NUPGE launched the 100 champions for change initiative in 2010‚ a member-to-member education campaign that fought back against Prime Minister Stephen Harper's right-wing austerity measures taking hold across Canada.

After four years of a Conservative government under prime minister Stephen Harper, NUPGE launched the 100 champions for change initiative in 2010 – a member-to-member education campaign that fought back against Harper’s right-wing austerity measures taking hold across Canada. HSA member Rachel Tutte was one of four HSA members to sign up as a champion. She believes the campaign came at an important time. 

“That campaign was really aimed at basic economic education, which I think is something that unions have stopped doing for decades, and was really needing to be done. I remember [then-NUPGE Secretary Treasurer] Larry Brown relating a story of being at a political – I believe it was a municipal election – townhall. 

And there were a lot of firefighters in the hall, and they were obviously paid through municipal taxes. And these firefighters were cheering every time the local politician was talking about how we all need to cut taxes.
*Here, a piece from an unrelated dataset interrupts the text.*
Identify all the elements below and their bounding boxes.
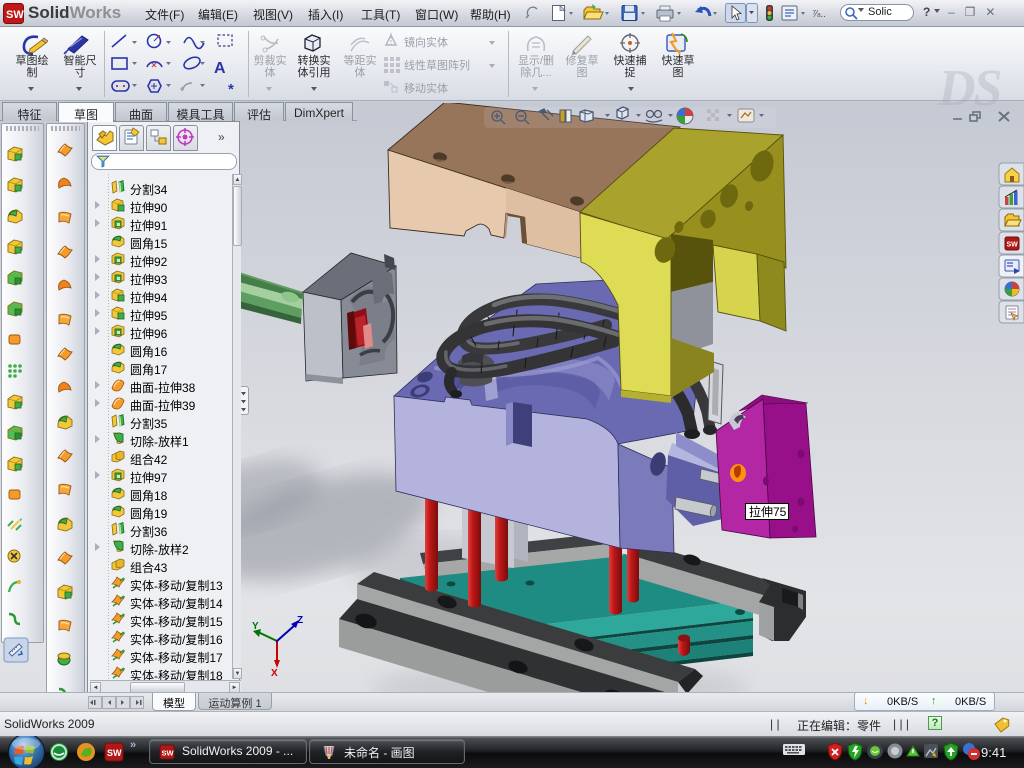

The light went on that even people who are in unions and whose wages are paid through people’s taxes were not really necessarily connecting the dots of what are taxes are used for, and how that was a cost-efficient way for us to all have the kinds of public services that keep us healthy and safe. 

That campaign was meant to help educate the union members – the different unions that make up NUPGE. It was a train-the-trainer model where the people at the start went to campaign school, and there was lots of education and opportunities to ask questions. And we got PowerPoints and information to then take back, and we were involved in training the trainer in our local areas… We engaged quite a bit but I think it could have been much bigger than it was. There’s always competing priorities within unions, but the information and education that we were given through that, and then passed on through various different ways to our members, did address an area of background education about public services that was really necessary.”